Мать поднялась на ноги, глаза ее буквально вылезали из орбит. Мне показалось, она собирается броситься на меня словно дикий зверь, и я в свою очередь вскочила на ноги, едва не опрокинув стул, на котором сидела. Если бы в руке у нее был кинжал, я уверена, она уложила бы меня мертвой на ковер; и все же, пока мы вот так стояли, лицом к лицу, я снова осознала, будто впервые, что ростом я выше моей матери.
— Нам нужно правильно понять друг друга, — произнесла я голосом, который сама едва могла признать за свой собственный. — Мы с Эдуардом не станем объявлять о нашей помолвке до тех пор, пока Софи не выйдет замуж; в ответ на это вы оставляете мне мое пособие, пока не выйду замуж я, и обещаете не писать епископу. Договорились?
Несколько секунд она пристально глядела на меня, словно лишившись дара речи, а я собиралась с силами, ожидая нового нападения. Но вместо этого она заговорила с ледяным презрением, замолкая через каждые несколько слов, чтобы придать им значимости; и во время каждой паузы она рвала мое письмо на все более и более мелкие клочки и бросала их так, что они разлетались у моих ног.
— Я вижу, Эленор, что ты совершенно неисправима. Очень хорошо. Мы скажем Карстеарзам, что ты больна и отправлена надолго в деревню — восстанавливать свое здоровье. Ты, разумеется, будешь настолько нездорова, что не сможешь присутствовать на свадьбе Софи; и со дня ее свадьбы ты перестанешь получать пособие. Я позабочусь о том, чтобы остаток твоих вещей переслали мистеру Вудворду. Отныне у меня остается только одна дочь… Нет, ни слова больше. Ты можешь сейчас же покинуть этот дом — сюда ты никогда не вернешься. — Она выпустила из рук оставшиеся клочки бумаги, повернулась и открыла дверь, звоня горничной. — Наша гостья нас покидает, — услышала я ее голос. — Можете проводить ее до дверей. — Шаги матери удалялись по коридору, потом стали подниматься по лестнице.
— Будьте добры, позовите мне кэб, — сказала я девушке, когда та появилась. — Я плохо себя чувствую и должна хотя бы минуту…
Она взяла монету, которую я ей протянула, опасливо взглянув на потолок, и ушла. Надо выбраться отсюда поскорее — приказала я себе и нетвердыми шагами двинулась по коридору и через холл, дойдя до двери в большую гостиную. Там я вынуждена была остановиться, схватившись за раму двери, чтобы удержаться на ногах. Дверь была открыта, как в тот роковой день, когда Карстеарзы нанесли нам визит. Я увидела диван, на котором тогда сидели мать и Софи, и место напротив них, куда мама предложила сесть мне.

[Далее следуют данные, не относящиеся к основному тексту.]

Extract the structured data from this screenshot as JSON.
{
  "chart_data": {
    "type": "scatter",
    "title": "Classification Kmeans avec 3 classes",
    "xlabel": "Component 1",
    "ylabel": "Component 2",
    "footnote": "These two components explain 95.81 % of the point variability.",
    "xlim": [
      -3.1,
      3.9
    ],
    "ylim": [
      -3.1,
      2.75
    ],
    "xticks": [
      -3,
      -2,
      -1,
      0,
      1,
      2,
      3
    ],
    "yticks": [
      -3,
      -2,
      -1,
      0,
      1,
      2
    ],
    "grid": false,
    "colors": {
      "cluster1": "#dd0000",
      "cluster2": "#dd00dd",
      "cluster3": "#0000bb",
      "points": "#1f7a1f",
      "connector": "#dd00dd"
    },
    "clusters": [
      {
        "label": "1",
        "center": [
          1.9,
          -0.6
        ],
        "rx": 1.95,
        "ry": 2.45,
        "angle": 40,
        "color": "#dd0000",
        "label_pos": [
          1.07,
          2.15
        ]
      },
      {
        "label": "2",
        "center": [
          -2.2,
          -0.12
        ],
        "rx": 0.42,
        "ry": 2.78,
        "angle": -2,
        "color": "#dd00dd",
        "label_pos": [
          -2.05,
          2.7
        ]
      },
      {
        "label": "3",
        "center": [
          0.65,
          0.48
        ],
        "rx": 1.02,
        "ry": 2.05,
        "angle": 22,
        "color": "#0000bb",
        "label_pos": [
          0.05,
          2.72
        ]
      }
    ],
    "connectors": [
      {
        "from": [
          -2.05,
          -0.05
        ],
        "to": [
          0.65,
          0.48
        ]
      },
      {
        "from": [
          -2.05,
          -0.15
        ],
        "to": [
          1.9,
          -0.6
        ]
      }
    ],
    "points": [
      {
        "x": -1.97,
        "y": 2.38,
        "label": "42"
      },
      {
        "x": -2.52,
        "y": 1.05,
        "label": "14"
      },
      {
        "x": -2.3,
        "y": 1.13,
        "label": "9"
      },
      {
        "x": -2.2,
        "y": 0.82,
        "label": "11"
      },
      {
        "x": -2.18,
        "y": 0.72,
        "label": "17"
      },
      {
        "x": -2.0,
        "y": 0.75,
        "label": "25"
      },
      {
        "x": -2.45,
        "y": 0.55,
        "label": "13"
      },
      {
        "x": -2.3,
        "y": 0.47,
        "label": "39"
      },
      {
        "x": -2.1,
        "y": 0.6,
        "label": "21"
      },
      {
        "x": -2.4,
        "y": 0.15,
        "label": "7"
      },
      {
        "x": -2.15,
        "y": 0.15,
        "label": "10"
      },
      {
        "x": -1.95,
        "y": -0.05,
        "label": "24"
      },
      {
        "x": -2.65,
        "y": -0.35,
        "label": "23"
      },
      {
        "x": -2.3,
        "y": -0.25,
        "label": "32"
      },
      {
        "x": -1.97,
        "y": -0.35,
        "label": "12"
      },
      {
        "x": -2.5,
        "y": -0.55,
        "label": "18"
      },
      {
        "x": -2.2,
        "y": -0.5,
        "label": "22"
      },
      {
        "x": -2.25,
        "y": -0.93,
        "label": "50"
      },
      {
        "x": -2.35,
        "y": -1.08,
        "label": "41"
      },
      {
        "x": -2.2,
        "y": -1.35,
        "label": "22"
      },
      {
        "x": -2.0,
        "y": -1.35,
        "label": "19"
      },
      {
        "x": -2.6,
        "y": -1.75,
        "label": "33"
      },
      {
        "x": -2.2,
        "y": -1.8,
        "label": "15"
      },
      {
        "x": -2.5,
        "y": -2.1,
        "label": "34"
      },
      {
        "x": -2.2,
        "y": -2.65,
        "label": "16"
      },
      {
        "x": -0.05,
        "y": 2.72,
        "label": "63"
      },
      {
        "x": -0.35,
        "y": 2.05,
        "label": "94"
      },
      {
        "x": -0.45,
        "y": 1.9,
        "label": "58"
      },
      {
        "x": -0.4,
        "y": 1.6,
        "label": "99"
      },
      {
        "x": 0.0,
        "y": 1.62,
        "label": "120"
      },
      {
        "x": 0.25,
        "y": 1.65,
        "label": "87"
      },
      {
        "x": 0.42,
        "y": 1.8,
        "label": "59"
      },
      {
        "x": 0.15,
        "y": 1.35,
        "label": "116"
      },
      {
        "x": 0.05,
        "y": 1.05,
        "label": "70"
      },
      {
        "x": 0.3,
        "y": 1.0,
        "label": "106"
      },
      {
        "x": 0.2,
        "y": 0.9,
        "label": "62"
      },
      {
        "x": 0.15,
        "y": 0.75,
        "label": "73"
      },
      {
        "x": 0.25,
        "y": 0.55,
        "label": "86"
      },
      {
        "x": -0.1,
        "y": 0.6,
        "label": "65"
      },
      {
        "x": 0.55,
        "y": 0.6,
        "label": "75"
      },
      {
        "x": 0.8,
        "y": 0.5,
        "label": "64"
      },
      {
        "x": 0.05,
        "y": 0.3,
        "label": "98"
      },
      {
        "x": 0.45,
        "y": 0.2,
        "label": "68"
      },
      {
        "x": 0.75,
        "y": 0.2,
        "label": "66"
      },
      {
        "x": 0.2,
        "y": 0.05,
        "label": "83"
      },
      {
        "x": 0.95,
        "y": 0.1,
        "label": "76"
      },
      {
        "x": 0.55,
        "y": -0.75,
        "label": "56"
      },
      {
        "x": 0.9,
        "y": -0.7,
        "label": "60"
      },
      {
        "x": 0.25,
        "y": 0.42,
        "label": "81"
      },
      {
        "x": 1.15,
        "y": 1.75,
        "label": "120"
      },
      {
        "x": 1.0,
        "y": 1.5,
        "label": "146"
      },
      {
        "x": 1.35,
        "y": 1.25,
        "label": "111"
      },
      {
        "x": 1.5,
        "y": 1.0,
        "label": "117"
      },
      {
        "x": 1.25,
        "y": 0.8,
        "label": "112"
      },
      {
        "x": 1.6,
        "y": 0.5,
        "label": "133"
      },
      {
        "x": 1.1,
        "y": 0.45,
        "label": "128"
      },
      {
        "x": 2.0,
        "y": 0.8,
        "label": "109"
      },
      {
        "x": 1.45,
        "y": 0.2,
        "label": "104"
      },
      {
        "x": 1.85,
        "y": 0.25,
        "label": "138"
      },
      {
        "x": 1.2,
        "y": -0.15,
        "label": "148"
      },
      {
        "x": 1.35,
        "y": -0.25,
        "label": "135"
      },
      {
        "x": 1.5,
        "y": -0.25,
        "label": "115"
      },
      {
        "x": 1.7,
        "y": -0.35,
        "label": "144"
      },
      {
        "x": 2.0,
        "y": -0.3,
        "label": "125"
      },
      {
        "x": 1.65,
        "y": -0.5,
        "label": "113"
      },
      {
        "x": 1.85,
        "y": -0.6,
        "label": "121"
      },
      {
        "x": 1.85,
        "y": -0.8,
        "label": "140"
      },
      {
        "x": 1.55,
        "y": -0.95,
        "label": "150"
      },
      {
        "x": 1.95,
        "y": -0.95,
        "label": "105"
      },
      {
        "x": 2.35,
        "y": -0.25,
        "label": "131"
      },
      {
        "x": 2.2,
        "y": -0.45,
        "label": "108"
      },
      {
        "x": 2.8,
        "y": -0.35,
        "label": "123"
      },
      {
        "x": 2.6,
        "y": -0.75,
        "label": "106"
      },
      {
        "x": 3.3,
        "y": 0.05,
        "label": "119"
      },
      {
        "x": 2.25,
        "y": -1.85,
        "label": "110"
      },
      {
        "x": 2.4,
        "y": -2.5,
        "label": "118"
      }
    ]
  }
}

Я увидела ясно, будто это случилось только вчера, худощавого молодого человека в темном траурном костюме и с ужасом поняла, где именно я впервые видела Эдуарда Рейвенскрофта.
Не могу припомнить, как я уходила из дома. По-видимому, горничная помогла мне усесться в кэб, но в моей памяти остался лишь пустой пробел между этим моментом и следующим, когда я обнаружила, что трясусь в кэбе по зловонным улицам Шордитча. Путешествие в поезде прошло в тумане оцепенения, во время которого я, к счастью, оказалась неспособна ни о чем думать, и только когда я увидела Аду, ожидавшую меня у дверей, все чувства, испытанные в этот день, неудержимо нахлынули на меня. Беседы с матерью было вполне достаточно, чтобы оправдать мое отчаяние, и мой рассказ о ней Аде помог хотя бы умерить ужас того, что я увидела, до ощущения небольшого холодного, тяжелого комка под ложечкой. Но у себя в комнате одна, на кровати, которая, казалось, раскачивалась будто вагон, а в ушах у меня все еще отдавался шум поезда, я в ту ночь была вынуждена лицом к лицу встретиться с образом молодого человека на диване.
Если судить поверхностно, они сильно отличались друг от друга: у Эдуарда волосы длинные и непослушные, тогда как у молодого человека они были короткие и тщательно причесанные; цвет лица у него был бледный, кожа гладкая, а у Эдуарда лицо загрубело от солнца и ветра; молодой человек сидел очень прямо и неподвижно, сжав руки на коленях, а Эдуард обычно любит сидеть, свободно развалившись. Но у них было одно лицо, один рост, одинаковая фигура; надо было лишь представить себе, что один из них занялся юриспруденцией, а другой стал художником, чтобы увидеть, что молодой человек и Эдуард — братья-близнецы. Как я сразу не уловила этого сходства, я теперь и представить себе не могла, разве только какой-то защитный инстинкт затуманил мою память.
Если бы молодой человек точно той наружности… скончался… Ну конечно же, Эдуард не собирается умирать, — отчаянно твердила я себе, — это все совпадение; у меня были слишком натянуты нервы после скандала с мамой: я преувеличила сходство. Но ужас не ослаблял своих тисков. Смогу ли я когда-нибудь смотреть на Эдуарда, не видя в его лице черт того привидения? Или, хуже того, смотреть, не боясь, что сам Эдуард может быть… не тот, за кого мы его принимаем? В конце концов, мы ведь ничего о нем не знаем; он вроде бы выскочил прямо из земли; я не знала наверняка, был ли оставленный им мне адрес в Камбрии действительно адресом его отца… и даже, есть ли у него на самом деле отец. Какой абсурд! — твердил мне голос разума; это вовсе не ясновидение, — уговаривала я себя, это всего лишь… Как это назвал доктор Раксфорд — повреждение мозга? И это со временем излечится само собой. Но его фраза вертелась у меня в голове, рождая одну страшную мысль за другой — лезия мозга, лезия… легия, легион… легион мозга, легион мозга — пока эти слова не превратились в грохот поезда, в стук его колес, заполнявший сон, в котором я без конца возвращалась и возвращалась в Лондон.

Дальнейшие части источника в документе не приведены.